Ein verstärktes Bedürfnis nach Information stellt auch Johann Marki vom Wirtschaftsförderungsinstitut der Bundeswirtschaftskammer fest. Nicht nur, daß die Zahl der Kursteilnehmer im Steigen ist, auch werde statt der anfangs angebotenen klassischen Programmiererausbildung verstärkt Wissen über sinnvolle EDV-Anwendung nachgefragt.

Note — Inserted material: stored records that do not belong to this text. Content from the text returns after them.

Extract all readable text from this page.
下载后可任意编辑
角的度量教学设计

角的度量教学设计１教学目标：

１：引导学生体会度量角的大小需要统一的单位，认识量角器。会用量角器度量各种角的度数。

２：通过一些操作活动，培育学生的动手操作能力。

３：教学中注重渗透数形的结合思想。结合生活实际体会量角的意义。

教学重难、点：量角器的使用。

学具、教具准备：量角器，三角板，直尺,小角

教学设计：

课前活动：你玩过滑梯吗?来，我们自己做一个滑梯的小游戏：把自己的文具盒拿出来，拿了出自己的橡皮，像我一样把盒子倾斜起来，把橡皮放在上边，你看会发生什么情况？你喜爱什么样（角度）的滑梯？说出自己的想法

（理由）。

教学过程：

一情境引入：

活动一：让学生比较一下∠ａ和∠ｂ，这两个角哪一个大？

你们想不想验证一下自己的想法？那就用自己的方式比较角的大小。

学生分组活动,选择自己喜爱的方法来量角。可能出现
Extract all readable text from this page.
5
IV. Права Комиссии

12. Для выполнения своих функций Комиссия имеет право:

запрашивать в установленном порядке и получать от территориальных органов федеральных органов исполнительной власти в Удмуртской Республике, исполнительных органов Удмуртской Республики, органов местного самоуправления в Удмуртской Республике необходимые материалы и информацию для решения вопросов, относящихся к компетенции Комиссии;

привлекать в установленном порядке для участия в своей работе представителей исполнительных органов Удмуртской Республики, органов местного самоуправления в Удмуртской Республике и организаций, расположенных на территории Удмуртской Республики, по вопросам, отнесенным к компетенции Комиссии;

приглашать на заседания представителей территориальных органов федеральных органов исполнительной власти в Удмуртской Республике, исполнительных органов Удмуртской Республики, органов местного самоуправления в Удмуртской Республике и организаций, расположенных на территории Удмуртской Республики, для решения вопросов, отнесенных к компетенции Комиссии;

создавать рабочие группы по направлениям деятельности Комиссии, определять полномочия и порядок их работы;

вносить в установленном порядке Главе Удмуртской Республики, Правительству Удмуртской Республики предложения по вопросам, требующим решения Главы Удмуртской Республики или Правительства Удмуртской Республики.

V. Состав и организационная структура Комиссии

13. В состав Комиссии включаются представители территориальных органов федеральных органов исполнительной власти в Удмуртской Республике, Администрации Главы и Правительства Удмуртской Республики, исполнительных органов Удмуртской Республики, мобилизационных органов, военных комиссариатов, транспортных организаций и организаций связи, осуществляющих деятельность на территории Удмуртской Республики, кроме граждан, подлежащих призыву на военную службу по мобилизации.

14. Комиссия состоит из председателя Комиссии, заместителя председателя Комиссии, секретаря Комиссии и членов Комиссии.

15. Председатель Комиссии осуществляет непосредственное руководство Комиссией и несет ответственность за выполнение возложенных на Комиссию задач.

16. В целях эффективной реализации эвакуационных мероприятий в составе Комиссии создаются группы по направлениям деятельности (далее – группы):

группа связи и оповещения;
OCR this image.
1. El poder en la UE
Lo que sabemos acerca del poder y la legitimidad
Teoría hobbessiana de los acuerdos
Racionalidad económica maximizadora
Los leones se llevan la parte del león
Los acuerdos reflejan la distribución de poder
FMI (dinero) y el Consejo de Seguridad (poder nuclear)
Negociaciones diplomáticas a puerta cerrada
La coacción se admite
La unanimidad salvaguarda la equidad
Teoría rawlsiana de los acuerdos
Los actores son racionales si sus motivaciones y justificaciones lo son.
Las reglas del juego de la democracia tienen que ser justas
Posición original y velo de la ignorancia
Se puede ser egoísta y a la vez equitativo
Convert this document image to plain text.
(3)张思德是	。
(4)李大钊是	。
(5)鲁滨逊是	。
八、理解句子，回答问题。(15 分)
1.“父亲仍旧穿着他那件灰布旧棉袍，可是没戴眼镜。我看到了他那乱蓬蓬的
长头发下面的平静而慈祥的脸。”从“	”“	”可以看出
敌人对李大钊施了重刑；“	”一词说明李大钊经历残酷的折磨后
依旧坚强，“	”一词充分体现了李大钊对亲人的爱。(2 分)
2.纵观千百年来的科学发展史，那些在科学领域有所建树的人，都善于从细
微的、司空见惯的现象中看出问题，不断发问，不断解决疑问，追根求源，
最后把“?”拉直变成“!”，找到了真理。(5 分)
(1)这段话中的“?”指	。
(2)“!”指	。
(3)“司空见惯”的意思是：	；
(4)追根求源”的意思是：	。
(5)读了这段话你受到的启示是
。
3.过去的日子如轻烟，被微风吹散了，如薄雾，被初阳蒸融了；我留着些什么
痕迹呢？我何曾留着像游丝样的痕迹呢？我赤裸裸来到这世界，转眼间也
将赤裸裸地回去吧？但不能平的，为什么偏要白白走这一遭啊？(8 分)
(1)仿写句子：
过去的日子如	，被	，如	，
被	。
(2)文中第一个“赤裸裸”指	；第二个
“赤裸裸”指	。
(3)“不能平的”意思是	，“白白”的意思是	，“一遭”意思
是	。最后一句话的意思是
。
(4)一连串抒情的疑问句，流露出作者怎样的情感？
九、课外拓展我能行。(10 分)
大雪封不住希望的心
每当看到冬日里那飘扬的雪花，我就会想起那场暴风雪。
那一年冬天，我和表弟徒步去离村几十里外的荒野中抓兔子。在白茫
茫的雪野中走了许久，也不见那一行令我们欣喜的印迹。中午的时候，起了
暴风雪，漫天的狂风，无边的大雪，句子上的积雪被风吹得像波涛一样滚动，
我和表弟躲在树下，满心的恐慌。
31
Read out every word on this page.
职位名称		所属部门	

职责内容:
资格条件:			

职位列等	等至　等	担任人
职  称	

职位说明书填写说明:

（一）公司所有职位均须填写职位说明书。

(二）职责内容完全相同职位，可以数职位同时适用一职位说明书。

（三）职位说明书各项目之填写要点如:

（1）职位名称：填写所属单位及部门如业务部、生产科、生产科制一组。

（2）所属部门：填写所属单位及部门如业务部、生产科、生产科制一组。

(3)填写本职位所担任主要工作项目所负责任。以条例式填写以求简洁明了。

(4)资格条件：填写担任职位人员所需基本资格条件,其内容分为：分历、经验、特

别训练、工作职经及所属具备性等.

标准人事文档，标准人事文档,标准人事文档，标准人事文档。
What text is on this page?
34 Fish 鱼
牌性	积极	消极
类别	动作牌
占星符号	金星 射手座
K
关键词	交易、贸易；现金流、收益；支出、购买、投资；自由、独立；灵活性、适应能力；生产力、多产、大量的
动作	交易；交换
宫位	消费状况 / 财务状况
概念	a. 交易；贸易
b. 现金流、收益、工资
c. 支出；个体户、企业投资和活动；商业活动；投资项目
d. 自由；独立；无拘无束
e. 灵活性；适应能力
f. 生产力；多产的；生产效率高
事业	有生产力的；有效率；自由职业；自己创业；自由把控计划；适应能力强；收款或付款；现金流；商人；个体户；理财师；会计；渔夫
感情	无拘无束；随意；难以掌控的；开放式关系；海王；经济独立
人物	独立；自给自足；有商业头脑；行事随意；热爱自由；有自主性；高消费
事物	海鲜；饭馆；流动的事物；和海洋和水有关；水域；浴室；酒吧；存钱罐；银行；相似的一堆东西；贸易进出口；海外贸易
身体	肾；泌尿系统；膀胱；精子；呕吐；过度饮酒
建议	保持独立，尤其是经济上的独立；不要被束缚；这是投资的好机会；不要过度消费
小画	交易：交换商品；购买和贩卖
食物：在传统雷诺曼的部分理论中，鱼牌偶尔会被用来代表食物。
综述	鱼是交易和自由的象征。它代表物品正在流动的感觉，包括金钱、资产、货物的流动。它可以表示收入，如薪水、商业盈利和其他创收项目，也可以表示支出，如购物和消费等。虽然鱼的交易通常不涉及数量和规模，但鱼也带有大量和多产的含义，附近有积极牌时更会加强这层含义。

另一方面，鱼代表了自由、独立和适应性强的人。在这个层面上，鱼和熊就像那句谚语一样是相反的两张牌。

Diese Suche nach neuen Arbeitsstrukturen, die die Interessen der Arbeitnehmer, insbesondere der Frauen, besser berücksichtigen, ist schon deshalb wichtig, weil sonst die Möglichkeiten, die in der EDV stecken, nicht voll genutzt werden können. Die Arbeitswissenschaften müssen verstärkt auch das gesellschaftspolitische Umfeld mit einbeziehen — die Stellung der Frau zwischen Arbeit und Familie zum Beispiel. Auch in der Ausbildung bedarf es neuer Wege. Obwohl vor allem Frauen am Computer arbeiten, fehlen entsprechende — frauenspezifische — Denkansätze. So wurde im Frühjahr im Rahmen einer Enquete mit dem Titel „Computer herein — Mädchen hinaus?“ (veranstaltet vom Frauenstaatssekretariat) die Einrichtung von Frauentechnologiezentren gefordert, in denen sich Frauen einen eigenen Zugang zu den Neuen Informations- und Kommunikationstechniken erarbeiten.